Arid ecohydrology relies on sporadic rainfall and flooding to sustain linear river oases, crucial for supporting flora and fauna during the long dry season and drought years. Growing water demands have led to large reservoir constructions, severely impacting the fragile arid ecosystems. We analyse the hydro-geomorphological impacts of the large Neckartal Dam (completed in 2019) on the Fish River oasis based on existing dams, regional studies, field surveys, hydrological data, and modelling. The Neckartal Dam, along with three smaller dams, impounds 80 % of the desert oasis basin (1235 Mm3, 55,870 km2), exceeding the average annual runoff threefold. A gradient of dam-induced changes was identified, varying with distance from the dam wall. Immediate downstream, hydromorphological impacts include channel narrowing (⁓15 %) and reduce mean annual sediment yield (⁓20 %).
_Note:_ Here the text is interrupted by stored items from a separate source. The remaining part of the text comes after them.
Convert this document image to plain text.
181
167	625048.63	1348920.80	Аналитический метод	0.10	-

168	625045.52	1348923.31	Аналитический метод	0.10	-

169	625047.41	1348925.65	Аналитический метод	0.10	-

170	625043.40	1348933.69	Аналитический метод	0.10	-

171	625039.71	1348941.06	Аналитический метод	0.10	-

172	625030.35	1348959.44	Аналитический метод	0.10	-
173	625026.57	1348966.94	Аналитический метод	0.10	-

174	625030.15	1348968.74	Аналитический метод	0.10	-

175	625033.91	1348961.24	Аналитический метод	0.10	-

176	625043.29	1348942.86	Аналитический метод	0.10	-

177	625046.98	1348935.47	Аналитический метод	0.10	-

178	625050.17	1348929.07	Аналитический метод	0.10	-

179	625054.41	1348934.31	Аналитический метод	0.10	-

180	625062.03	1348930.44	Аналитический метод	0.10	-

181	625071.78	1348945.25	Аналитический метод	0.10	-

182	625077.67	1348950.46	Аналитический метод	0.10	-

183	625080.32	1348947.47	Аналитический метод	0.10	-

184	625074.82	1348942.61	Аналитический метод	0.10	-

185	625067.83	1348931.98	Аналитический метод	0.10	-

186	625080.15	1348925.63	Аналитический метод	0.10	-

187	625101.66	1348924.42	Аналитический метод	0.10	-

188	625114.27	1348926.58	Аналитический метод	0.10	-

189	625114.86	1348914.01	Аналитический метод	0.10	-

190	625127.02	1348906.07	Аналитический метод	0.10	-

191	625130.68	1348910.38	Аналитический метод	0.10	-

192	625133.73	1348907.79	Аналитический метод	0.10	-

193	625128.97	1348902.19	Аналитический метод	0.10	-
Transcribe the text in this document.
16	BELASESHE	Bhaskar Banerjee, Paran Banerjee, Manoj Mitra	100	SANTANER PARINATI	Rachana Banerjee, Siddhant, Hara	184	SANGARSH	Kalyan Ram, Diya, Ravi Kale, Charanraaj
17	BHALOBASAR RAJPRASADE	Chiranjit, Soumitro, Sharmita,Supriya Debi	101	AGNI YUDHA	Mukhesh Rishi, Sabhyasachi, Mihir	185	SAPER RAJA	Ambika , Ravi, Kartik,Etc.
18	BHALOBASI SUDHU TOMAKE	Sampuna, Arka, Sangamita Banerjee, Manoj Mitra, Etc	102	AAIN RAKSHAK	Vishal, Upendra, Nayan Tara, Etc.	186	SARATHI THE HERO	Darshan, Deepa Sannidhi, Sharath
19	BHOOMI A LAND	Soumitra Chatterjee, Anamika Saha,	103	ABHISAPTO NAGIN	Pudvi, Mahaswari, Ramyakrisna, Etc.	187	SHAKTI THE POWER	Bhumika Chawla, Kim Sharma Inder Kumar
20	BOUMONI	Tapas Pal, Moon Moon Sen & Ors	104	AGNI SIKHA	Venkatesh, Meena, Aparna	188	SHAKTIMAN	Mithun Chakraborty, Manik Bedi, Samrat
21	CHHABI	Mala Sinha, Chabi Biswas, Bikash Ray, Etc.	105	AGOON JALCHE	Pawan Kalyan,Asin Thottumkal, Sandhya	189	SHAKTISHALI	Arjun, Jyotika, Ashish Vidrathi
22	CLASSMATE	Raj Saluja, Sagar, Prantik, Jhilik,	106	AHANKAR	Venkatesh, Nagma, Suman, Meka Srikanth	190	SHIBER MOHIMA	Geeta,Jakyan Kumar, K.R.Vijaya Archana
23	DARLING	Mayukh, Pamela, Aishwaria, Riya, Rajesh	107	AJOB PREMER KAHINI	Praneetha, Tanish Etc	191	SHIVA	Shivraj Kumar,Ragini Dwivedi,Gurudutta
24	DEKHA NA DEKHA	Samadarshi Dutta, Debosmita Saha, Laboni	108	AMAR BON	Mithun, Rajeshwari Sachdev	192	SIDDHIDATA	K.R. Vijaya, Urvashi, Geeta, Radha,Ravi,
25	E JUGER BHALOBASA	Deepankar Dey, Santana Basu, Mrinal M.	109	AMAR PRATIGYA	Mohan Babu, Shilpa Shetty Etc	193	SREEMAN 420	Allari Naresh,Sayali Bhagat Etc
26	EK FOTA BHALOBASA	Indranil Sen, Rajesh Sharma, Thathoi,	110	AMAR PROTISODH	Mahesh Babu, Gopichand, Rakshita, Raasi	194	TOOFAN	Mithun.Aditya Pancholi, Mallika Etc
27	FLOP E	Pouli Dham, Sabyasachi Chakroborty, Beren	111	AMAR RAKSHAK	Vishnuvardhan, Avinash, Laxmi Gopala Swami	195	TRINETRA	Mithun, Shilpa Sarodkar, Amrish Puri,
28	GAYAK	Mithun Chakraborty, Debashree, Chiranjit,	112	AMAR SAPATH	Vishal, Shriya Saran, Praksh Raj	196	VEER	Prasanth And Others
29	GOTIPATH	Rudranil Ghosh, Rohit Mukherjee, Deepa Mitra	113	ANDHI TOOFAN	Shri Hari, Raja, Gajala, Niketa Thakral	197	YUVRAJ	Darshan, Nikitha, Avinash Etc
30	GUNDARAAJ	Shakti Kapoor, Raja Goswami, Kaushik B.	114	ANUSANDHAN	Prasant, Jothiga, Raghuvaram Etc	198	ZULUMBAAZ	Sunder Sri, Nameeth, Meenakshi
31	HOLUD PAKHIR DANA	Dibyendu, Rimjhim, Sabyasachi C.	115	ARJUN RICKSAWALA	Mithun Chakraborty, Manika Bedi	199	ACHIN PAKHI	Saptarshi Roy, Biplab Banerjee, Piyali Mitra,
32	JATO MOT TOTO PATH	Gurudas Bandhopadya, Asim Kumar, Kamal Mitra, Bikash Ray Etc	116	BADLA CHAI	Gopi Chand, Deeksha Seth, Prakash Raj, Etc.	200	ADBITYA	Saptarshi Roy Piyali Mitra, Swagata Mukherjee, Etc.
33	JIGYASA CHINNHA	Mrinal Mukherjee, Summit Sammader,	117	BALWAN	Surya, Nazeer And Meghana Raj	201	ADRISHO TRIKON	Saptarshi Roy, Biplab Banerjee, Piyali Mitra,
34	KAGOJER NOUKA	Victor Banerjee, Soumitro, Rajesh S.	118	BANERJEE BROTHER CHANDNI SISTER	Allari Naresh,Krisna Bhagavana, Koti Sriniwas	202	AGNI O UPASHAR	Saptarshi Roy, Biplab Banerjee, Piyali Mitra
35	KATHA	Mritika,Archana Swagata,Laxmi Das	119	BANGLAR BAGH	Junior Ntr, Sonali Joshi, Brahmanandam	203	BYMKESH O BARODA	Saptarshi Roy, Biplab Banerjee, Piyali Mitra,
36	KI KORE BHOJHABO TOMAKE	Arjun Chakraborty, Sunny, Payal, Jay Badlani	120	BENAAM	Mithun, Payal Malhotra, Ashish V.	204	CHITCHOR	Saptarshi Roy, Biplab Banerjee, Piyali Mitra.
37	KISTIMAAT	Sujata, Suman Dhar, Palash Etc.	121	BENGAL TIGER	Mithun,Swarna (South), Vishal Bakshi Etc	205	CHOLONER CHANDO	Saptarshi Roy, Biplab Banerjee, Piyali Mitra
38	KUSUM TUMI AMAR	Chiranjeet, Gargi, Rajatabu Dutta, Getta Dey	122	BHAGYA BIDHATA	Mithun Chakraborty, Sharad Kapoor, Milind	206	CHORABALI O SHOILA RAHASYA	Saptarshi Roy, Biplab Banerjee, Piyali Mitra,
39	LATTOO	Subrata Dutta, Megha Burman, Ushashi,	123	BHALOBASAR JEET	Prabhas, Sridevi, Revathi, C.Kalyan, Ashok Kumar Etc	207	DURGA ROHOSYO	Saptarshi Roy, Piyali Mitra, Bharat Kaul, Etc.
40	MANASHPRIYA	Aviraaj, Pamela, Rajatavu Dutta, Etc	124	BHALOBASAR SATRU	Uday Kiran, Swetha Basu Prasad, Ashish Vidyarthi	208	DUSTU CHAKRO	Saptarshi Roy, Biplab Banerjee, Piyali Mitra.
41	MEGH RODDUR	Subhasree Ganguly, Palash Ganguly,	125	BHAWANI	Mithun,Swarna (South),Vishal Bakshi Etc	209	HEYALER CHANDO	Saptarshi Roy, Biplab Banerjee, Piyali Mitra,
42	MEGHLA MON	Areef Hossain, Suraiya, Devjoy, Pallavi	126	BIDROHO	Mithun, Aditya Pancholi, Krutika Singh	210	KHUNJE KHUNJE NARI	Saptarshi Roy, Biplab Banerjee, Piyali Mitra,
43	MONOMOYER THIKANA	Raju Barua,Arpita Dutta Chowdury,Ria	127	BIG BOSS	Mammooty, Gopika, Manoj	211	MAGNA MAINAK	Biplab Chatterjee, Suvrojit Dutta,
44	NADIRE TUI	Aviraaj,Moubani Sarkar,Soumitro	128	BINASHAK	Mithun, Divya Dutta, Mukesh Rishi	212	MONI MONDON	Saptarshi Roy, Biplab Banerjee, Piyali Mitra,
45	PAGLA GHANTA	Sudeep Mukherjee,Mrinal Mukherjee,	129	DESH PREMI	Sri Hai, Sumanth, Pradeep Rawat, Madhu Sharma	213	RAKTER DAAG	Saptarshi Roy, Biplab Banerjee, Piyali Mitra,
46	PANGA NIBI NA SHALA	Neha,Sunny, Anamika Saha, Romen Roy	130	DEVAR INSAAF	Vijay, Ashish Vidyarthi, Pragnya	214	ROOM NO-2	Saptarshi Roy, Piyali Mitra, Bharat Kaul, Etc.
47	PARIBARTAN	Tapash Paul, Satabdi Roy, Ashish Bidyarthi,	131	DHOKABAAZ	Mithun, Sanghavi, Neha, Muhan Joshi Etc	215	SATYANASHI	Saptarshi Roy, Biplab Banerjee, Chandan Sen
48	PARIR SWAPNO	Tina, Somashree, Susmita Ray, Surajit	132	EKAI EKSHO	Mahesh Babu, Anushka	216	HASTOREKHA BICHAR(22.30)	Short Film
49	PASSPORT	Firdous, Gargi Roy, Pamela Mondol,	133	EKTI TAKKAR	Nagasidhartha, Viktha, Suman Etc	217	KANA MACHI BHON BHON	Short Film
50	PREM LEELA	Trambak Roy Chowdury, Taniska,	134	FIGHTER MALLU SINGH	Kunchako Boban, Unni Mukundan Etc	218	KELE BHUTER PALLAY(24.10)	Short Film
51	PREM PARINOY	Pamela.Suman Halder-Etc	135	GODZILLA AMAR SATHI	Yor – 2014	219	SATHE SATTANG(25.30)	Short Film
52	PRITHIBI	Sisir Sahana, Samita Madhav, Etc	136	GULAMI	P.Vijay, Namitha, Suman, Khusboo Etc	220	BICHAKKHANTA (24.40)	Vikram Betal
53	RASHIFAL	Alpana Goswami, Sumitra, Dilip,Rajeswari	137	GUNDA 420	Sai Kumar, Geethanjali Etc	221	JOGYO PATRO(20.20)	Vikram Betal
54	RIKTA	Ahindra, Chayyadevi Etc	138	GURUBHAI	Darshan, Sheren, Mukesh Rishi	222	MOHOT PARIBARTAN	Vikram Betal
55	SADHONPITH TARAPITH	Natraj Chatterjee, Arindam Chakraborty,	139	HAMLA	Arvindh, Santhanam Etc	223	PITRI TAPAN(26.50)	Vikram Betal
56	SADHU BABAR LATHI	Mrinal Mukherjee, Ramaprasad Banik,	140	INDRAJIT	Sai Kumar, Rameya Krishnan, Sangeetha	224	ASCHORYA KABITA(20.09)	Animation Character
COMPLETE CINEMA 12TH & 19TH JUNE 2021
Also, water distribution losses create chronic low flows, favour for invasive flora and fauna to spread, significantly disrupting the pristine nature of the desert ecosystem. This phenomenon has been observed over a 70 km stretch below the Hardap Dam. This situation is irreversible, as the invasive flora can withstand even large floods. As the distance increases, the dam suppresses low to moderate annual floods and prolongs droughts from months to years or even decades. Based on our flood routing model, only the largest floods (recurrence interval, RI >25 years) can exceed the dam storage, continue downstream, transport sediment and maintain the pool-bar morphology along 245 km of the oasis. The lack of significant flows between major floods means that sediment from smaller, lower arid basins accumulates in the Fish River valley, filling pools and further reducing water availability during dry periods. The Neckartal Dam's impact assessment demonstrates potential changes in arid river systems globally.